Em seus cadernos, Kindzu escreve “Era preciso haver morte para que as leis fossem esquecidas. Agora que a desordem era total, tudo estava autorizado. Os culpados seriam sempre os outros” (COUTO, 2007, p. 104).
Os sonhos de Kindzu guiam sua viagem e seus relatos, são neles que seu pai aparece e lhe atormenta e algumas vezes o orienta. Em uma de suas conversas com o pai, questionado sobre o que escrevia os cadernos, Kindzu comenta que escreve conforme vai sonhando, Taímo responde que é bom ensinar alguem a sonhar.

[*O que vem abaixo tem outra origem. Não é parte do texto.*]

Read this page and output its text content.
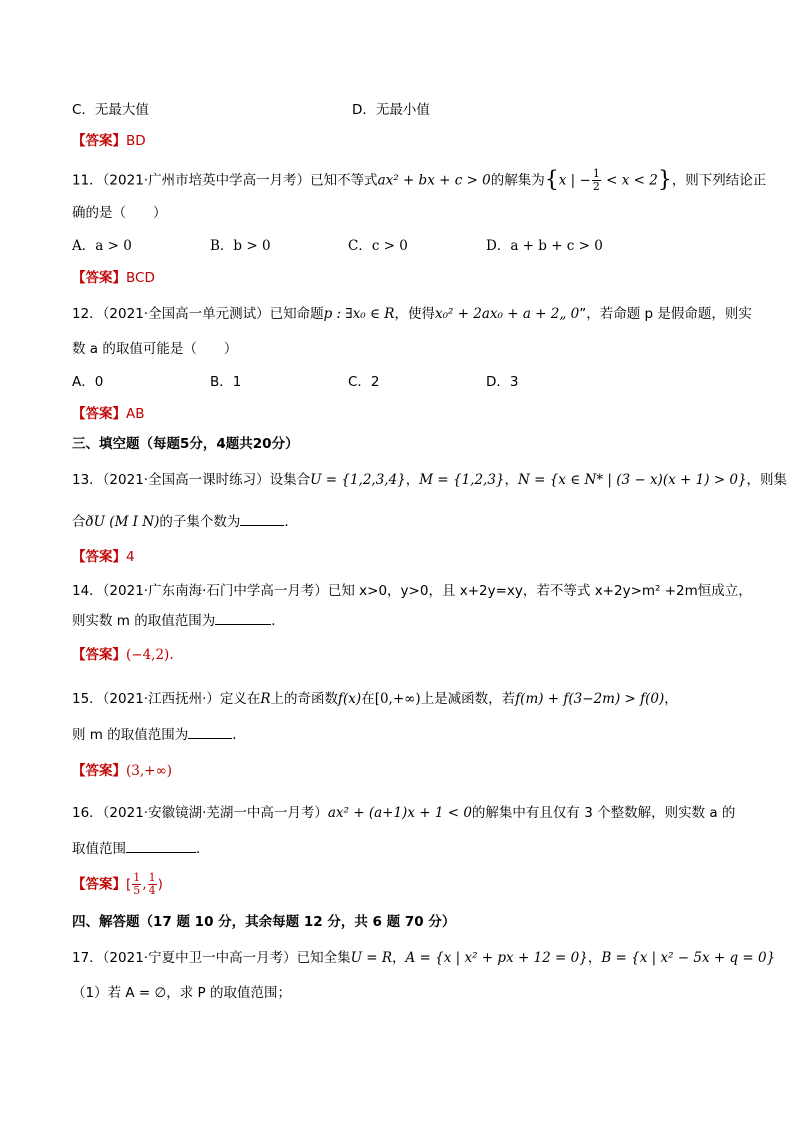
C．无最大值	D．无最小值
【答案】BD
11．（2021·广州市培英中学高一月考）已知不等式ax² + bx + c > 0的解集为{x | − $\frac{1}{2} < x < 2$}，则下列结论正
确的是（　　）
A．a > 0	B．b > 0	C．c > 0	D．a + b + c > 0
【答案】BCD
12．（2021·全国高一单元测试）已知命题p : ∃x₀ ∈ R，使得x₀² + 2ax₀ + a + 2„ 0”，若命题 p 是假命题，则实
数 a 的取值可能是（　　）
A．0	B．1	C．2	D．3
【答案】AB
三、填空题（每题5分，4题共20分）
13．（2021·全国高一课时练习）设集合U = {1,2,3,4}，M = {1,2,3}，N = {x ∈ N* | (3 − x)(x + 1) > 0}，则集
合ðU (M I N)的子集个数为	．
【答案】4
14．（2021·广东南海·石门中学高一月考）已知 x>0，y>0，且 x+2y=xy，若不等式 x+2y>m² +2m恒成立，
则实数 m 的取值范围为	．
【答案】(−4,2).
15．（2021·江西抚州·）定义在R上的奇函数f(x)在[0,+∞)上是减函数，若f(m) + f(3−2m) > f(0)，
则 m 的取值范围为	．
【答案】(3,+∞)
16．（2021·安徽镜湖·芜湖一中高一月考）ax² + (a+1)x + 1 < 0的解集中有且仅有 3 个整数解，则实数 a 的
取值范围	．
【答案】[ $\frac{1}{5}$ , $\frac{1}{4}$ )
四、解答题（17 题 10 分，其余每题 12 分，共 6 题 70 分）
17．（2021·宁夏中卫一中高一月考）已知全集U = R，A = {x | x² + px + 12 = 0}，B = {x | x² − 5x + q = 0}
（1）若 A = ∅，求 P 的取值范围；
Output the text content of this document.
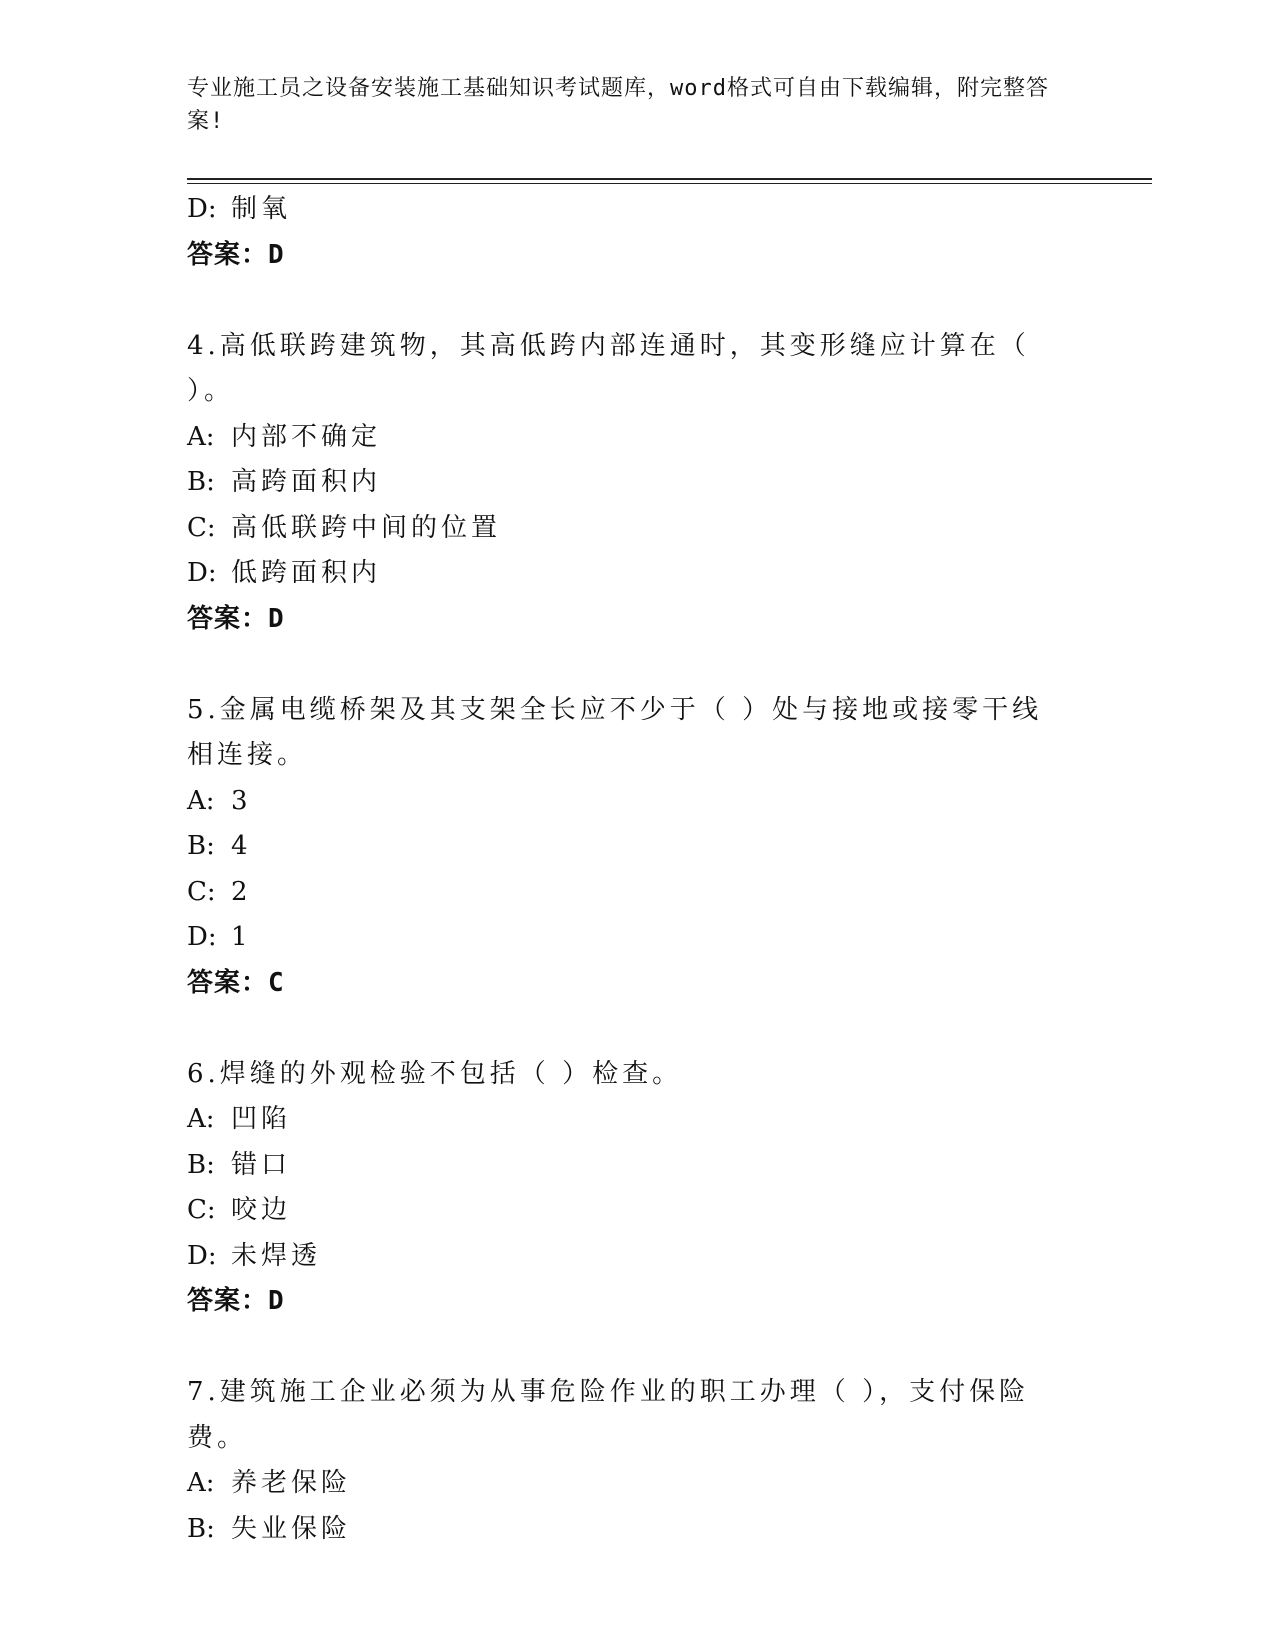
专业施工员之设备安装施工基础知识考试题库，word格式可自由下载编辑，附完整答案!
D: 制氧
答案：D
4.高低联跨建筑物，其高低跨内部连通时，其变形缝应计算在（ ）。
A: 内部不确定
B: 高跨面积内
C: 高低联跨中间的位置
D: 低跨面积内
答案：D
5.金属电缆桥架及其支架全长应不少于（ ）处与接地或接零干线相连接。
A: 3
B: 4
C: 2
D: 1
答案：C
6.焊缝的外观检验不包括（ ）检查。
A: 凹陷
B: 错口
C: 咬边
D: 未焊透
答案：D
7.建筑施工企业必须为从事危险作业的职工办理（ ），支付保险费。
A: 养老保险
B: 失业保险
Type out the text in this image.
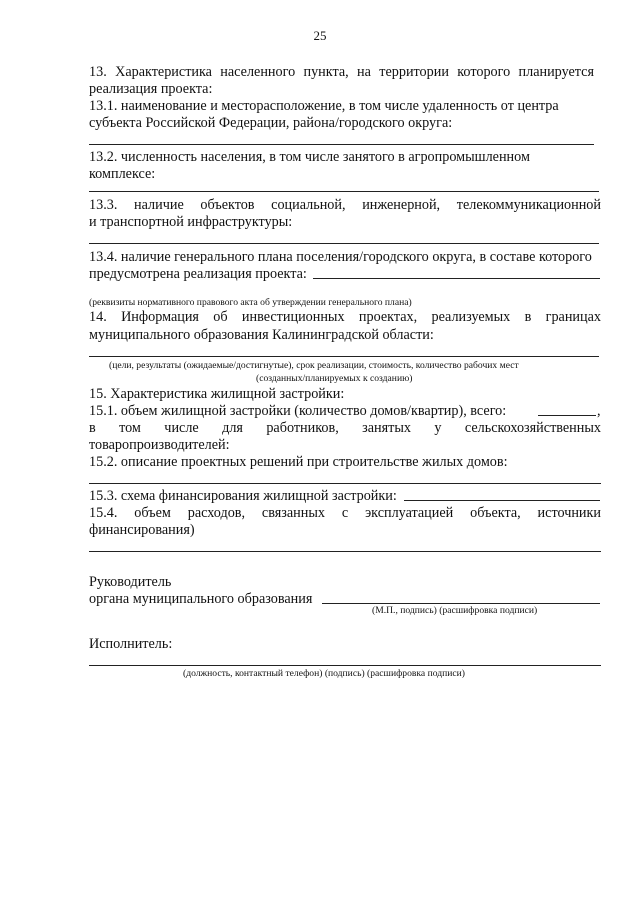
25
13. Характеристика населенного пункта, на территории которого планируется
реализация проекта:
13.1. наименование и месторасположение, в том числе удаленность от центра
субъекта Российской Федерации, района/городского округа:
13.2. численность населения, в том числе занятого в агропромышленном
комплексе:
13.3. наличие объектов социальной, инженерной, телекоммуникационной
и транспортной инфраструктуры:
13.4. наличие генерального плана поселения/городского округа, в составе которого
предусмотрена реализация проекта:
(реквизиты нормативного правового акта об утверждении генерального плана)
14. Информация об инвестиционных проектах, реализуемых в границах
муниципального образования Калининградской области:
(цели, результаты (ожидаемые/достигнутые), срок реализации, стоимость, количество рабочих мест
(созданных/планируемых к созданию)
15. Характеристика жилищной застройки:
15.1. объем жилищной застройки (количество домов/квартир), всего:	,
в том числе для работников, занятых у сельскохозяйственных
товаропроизводителей:
15.2. описание проектных решений при строительстве жилых домов:
15.3. схема финансирования жилищной застройки:
15.4. объем расходов, связанных с эксплуатацией объекта, источники
финансирования)
Руководитель
органа муниципального образования
(М.П., подпись) (расшифровка подписи)
Исполнитель:
(должность, контактный телефон) (подпись) (расшифровка подписи)
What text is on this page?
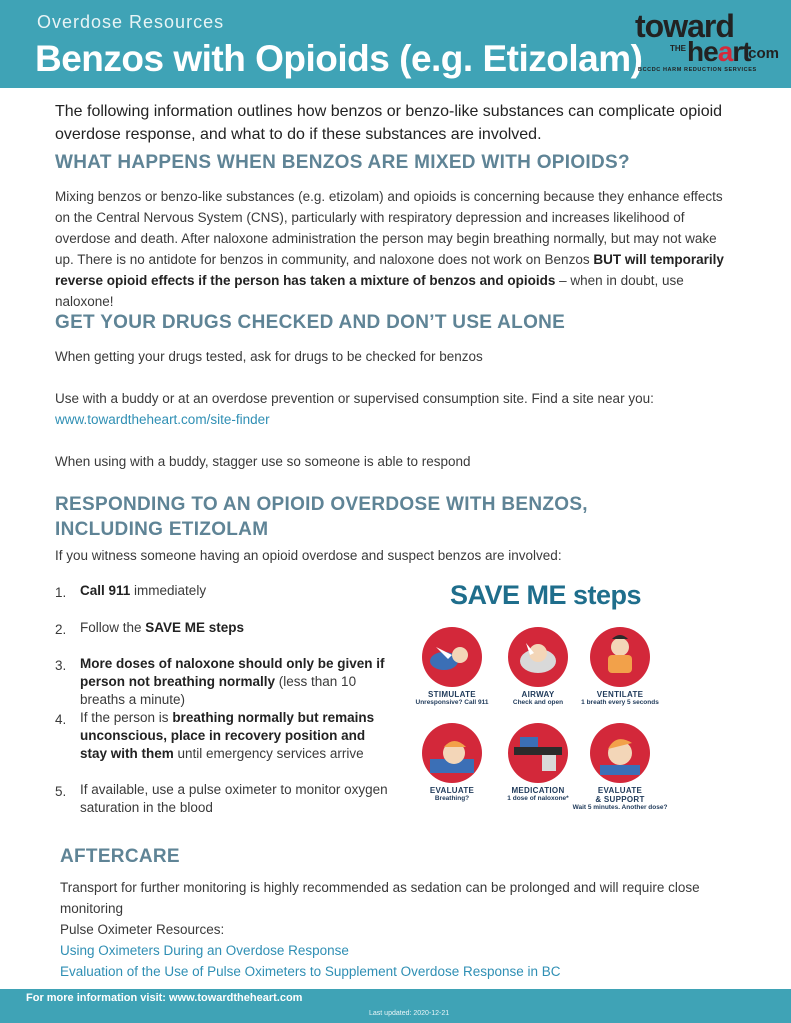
Overdose Resources
Benzos with Opioids (e.g. Etizolam)
toward
THE heart
.com
BCCDC HARM REDUCTION SERVICES
The following information outlines how benzos or benzo-like substances can complicate opioid overdose response, and what to do if these substances are involved.
WHAT HAPPENS WHEN BENZOS ARE MIXED WITH OPIOIDS?
Mixing benzos or benzo-like substances (e.g. etizolam) and opioids is concerning because they enhance effects on the Central Nervous System (CNS), particularly with respiratory depression and increases likelihood of overdose and death. After naloxone administration the person may begin breathing normally, but may not wake up. There is no antidote for benzos in community, and naloxone does not work on Benzos BUT will temporarily reverse opioid effects if the person has taken a mixture of benzos and opioids – when in doubt, use naloxone!
GET YOUR DRUGS CHECKED AND DON’T USE ALONE
When getting your drugs tested, ask for drugs to be checked for benzos
Use with a buddy or at an overdose prevention or supervised consumption site. Find a site near you:
www.towardtheheart.com/site-finder
When using with a buddy, stagger use so someone is able to respond
RESPONDING TO AN OPIOID OVERDOSE WITH BENZOS,
INCLUDING ETIZOLAM
If you witness someone having an opioid overdose and suspect benzos are involved:
1. Call 911 immediately
2. Follow the SAVE ME steps
3. More doses of naloxone should only be given if person not breathing normally (less than 10 breaths a minute)
4. If the person is breathing normally but remains unconscious, place in recovery position and stay with them until emergency services arrive
5. If available, use a pulse oximeter to monitor oxygen saturation in the blood
SAVE ME steps
STIMULATE
Unresponsive? Call 911
AIRWAY
Check and open
VENTILATE
1 breath every 5 seconds
EVALUATE
Breathing?
MEDICATION
1 dose of naloxone*
EVALUATE
& SUPPORT
Wait 5 minutes. Another dose?
AFTERCARE
Transport for further monitoring is highly recommended as sedation can be prolonged and will require close monitoring
Pulse Oximeter Resources:
Using Oximeters During an Overdose Response
Evaluation of the Use of Pulse Oximeters to Supplement Overdose Response in BC
For more information visit: www.towardtheheart.com
Last updated: 2020-12-21
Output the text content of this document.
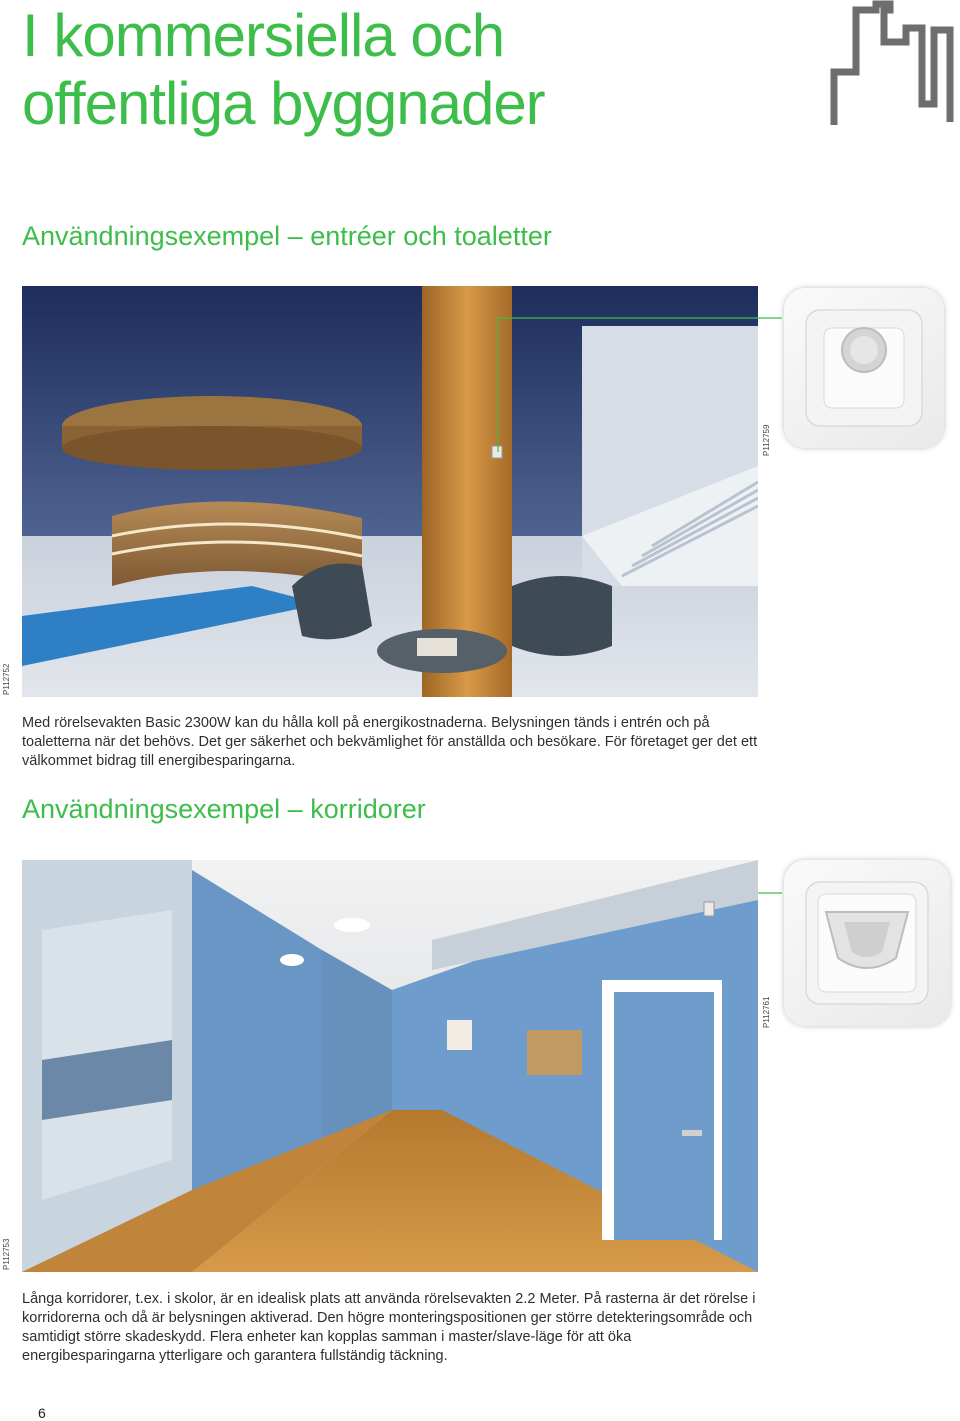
I kommersiella och
offentliga byggnader
Användningsexempel – entréer och toaletter
P112752
P112759
Med rörelsevakten Basic 2300W kan du hålla koll på energikostnaderna. Belysningen tänds i entrén och på toaletterna när det behövs. Det ger säkerhet och bekvämlighet för anställda och besökare. För företaget ger det ett välkommet bidrag till energibesparingarna.
Användningsexempel – korridorer
P112753
P112761
Långa korridorer, t.ex. i skolor, är en idealisk plats att använda rörelsevakten 2.2 Meter. På rasterna är det rörelse i korridorerna och då är belysningen aktiverad. Den högre monteringspositionen ger större detekteringsområde och samtidigt större skadeskydd. Flera enheter kan kopplas samman i master/slave-läge för att öka energibesparingarna ytterligare och garantera fullständig täckning.
6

Os sonhos e as fantasias aparecem de forma importante no livro, dão esperança, como no caso da viúva Virgínia Pinto que utiliza da fantasia para poder seguir sua vida tranquilamente e desviar os olhares dos interesseiros. A própria terra onde os personagens Tuahir e Muidinga se encontram, se torna sonâmbula, pois a cada amanhecer os personagens se deparam com mudanças no local, como se ela se movimentasse enquanto eles dormiam. As viagens dos personagens promovem mudanças nos próprios viajantes, pois muitas vezes passam por locais já conhecidos, mas observam de outra forma.